Quintana could cede another minute or more Friday, a difference that would make the final week of the Tour even more complicated.

Movistar has been betting on keeping Quintana close to Froome, and then have him attack deep into this Tour. They did the job on the flats, but Quintana was unable to answer Froome in the Pyrénées and at Mont Ventoux, and lost time against Froome’s unorthodox attacks on the descents and flats.

Thursday’s shortened climb up Mont Ventoux was not encouraging. After being battered by heavy crosswinds for two days, Quintana didn’t have his usual spark on the climbs. Quintana made two early surges at the base of Ventoux and seemed poised to make a run, but Sky, led by Wout Poels and Sergio Henao, quickly neutralized him. Froome then countered, taking Richie Porte of BMC Racing with him. Bauke Mollema of Trek – Segafredo later bridged out, leaving Quintana desperate to limit the bleeding.

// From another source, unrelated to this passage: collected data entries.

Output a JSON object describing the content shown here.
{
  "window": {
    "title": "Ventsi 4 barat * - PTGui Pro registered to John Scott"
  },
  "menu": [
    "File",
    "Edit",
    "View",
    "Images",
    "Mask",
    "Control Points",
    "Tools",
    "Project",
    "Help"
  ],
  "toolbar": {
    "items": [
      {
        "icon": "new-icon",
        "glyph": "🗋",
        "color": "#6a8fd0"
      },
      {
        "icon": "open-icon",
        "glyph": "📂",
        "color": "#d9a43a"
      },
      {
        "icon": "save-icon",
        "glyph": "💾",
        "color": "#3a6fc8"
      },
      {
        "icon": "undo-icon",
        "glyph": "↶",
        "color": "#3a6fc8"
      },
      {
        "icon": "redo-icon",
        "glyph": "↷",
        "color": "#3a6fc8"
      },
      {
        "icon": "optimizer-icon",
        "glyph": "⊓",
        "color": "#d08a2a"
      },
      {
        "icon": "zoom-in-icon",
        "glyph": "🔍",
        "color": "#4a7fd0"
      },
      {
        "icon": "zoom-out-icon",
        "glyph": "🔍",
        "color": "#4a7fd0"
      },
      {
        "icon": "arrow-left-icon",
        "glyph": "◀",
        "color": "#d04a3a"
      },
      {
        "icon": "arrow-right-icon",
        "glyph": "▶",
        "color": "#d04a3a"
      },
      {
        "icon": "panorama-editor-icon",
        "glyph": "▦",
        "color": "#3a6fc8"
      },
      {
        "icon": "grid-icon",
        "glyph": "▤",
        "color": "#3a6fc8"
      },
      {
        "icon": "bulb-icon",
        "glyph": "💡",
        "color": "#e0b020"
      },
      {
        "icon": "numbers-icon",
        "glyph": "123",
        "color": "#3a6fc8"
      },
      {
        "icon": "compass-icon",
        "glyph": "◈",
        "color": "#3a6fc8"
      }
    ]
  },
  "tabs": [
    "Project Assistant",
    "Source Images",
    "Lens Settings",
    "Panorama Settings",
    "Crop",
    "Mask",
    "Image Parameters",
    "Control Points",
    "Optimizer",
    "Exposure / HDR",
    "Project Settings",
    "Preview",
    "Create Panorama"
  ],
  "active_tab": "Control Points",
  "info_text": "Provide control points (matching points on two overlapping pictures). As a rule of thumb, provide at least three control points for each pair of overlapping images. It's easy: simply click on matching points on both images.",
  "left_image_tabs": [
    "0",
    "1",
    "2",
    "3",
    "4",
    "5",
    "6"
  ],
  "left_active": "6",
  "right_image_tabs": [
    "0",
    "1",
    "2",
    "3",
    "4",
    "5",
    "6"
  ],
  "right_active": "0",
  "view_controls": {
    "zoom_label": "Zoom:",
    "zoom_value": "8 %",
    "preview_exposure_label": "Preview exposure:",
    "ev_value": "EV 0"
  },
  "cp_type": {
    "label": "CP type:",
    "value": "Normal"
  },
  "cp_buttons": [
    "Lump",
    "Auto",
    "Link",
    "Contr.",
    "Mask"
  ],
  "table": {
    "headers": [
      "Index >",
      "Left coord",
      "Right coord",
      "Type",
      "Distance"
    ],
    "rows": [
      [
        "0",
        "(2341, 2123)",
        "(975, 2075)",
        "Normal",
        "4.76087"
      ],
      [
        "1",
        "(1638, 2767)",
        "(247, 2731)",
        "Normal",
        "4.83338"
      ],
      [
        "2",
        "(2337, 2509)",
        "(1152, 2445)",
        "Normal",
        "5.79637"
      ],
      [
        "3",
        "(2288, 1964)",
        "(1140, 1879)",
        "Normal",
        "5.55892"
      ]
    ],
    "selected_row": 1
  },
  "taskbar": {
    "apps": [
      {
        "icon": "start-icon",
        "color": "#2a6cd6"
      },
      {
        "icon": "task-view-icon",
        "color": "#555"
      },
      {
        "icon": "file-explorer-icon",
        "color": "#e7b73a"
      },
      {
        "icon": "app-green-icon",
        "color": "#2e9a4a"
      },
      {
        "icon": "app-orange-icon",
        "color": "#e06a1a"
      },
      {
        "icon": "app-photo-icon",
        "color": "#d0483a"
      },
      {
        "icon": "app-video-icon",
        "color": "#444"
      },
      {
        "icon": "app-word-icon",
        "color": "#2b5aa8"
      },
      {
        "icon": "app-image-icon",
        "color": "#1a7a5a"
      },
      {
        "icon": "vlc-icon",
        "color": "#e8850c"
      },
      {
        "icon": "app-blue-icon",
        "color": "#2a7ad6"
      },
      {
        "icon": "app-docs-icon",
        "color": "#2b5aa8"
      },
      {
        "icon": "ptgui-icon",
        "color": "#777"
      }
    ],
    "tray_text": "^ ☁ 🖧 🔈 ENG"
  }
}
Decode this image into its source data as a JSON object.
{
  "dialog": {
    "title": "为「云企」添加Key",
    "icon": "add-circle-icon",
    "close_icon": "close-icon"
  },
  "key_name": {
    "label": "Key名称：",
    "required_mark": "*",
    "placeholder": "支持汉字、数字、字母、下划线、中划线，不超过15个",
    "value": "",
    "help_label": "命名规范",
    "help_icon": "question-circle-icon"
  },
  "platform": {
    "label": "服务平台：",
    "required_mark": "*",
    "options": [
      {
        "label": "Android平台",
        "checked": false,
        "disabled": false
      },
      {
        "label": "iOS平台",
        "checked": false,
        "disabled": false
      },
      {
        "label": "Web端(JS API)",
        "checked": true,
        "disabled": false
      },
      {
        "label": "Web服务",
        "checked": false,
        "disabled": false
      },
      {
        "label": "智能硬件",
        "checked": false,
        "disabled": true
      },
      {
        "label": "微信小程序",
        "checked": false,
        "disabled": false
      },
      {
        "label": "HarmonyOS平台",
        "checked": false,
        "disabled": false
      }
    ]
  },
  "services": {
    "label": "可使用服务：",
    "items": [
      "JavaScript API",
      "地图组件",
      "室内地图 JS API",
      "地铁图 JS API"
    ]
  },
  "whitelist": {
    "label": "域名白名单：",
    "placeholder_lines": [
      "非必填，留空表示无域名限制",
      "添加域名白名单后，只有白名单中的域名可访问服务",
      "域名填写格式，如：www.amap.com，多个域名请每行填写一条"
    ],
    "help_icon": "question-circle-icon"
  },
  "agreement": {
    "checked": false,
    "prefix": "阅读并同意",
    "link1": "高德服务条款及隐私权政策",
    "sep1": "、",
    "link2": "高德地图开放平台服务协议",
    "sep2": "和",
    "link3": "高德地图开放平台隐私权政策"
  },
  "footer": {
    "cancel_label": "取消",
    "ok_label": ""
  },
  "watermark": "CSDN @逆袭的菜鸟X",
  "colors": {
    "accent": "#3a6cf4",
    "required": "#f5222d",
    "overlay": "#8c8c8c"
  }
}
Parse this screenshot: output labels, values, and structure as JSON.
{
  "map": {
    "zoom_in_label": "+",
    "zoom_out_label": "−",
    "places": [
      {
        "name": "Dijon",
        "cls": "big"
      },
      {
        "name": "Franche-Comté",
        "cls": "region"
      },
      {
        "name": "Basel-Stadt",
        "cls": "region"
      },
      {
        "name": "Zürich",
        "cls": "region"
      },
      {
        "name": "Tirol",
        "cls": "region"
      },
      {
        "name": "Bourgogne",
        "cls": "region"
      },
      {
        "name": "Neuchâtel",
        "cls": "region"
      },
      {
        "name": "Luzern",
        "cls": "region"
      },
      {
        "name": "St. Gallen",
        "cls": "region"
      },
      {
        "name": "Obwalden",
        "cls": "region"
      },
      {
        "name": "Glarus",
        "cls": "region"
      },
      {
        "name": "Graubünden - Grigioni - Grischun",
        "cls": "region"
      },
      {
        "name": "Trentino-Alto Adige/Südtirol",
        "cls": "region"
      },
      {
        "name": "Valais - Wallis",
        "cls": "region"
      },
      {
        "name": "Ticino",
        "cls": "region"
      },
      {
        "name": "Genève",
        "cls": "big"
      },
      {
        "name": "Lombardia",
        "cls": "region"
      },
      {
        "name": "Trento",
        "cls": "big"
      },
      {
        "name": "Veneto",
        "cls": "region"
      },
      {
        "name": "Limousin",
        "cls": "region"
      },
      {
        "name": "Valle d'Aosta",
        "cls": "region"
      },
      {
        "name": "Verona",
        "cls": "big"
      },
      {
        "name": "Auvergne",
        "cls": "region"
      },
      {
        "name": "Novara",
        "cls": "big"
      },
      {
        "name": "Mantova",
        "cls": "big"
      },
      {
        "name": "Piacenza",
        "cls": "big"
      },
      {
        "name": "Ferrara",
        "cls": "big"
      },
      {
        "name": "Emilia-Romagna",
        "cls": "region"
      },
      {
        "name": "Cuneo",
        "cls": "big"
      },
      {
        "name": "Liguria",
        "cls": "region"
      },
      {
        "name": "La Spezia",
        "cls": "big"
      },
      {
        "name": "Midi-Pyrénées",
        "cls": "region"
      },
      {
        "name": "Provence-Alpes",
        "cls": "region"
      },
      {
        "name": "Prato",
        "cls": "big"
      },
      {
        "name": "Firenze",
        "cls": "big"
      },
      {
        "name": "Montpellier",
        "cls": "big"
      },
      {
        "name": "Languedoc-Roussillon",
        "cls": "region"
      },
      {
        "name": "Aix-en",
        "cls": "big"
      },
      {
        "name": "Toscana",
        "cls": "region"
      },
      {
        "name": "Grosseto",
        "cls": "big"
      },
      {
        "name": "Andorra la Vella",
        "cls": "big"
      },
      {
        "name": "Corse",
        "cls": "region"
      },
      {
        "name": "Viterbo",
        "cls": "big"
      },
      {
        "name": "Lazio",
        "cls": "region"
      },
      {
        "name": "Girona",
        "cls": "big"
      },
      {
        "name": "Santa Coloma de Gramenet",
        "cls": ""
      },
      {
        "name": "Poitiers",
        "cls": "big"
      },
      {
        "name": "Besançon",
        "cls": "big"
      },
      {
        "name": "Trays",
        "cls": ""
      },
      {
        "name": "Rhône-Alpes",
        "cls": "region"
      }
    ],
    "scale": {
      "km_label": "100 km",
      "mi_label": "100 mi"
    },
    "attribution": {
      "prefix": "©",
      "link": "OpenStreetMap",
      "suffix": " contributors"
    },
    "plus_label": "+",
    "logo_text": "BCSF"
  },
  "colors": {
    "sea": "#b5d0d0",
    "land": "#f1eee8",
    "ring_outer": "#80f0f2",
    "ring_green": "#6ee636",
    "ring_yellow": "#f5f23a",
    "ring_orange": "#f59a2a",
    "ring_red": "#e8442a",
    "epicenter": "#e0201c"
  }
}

The crash and ensuing chaos might have actually helped Quintana. Porte, Froome and Mollema were tangled up at about 1.2km to go, and judging by the rhythm they were moving, could have taken even more gains. The last time check before the incident was about 35 seconds. The revised official time had Quintana lose 19 seconds to Froome.

“I went too early when I attacked,” Quintana said. “There was a lot of headwind, they neutralized me, and I shot some bullets that I later needed. It was a hard day, with a lot of wind all day, with a high speed, and we arrived on the limit to the final climb.”

There was more confusion at the line at Chalet Reynard about time differences. The provisional results put Adam Yates (Orica – BikeExchange) into yellow, and Quintana third at 14 seconds back. A revision then put Froome back into yellow, with Quintana fourth at 1:01. A third and final decision helped Quintana, slotting him into third at 54 seconds.

If Quintana cedes another minute or more Friday, his “sueño amarillo” (yellow jersey dream) could remain just that, a dream.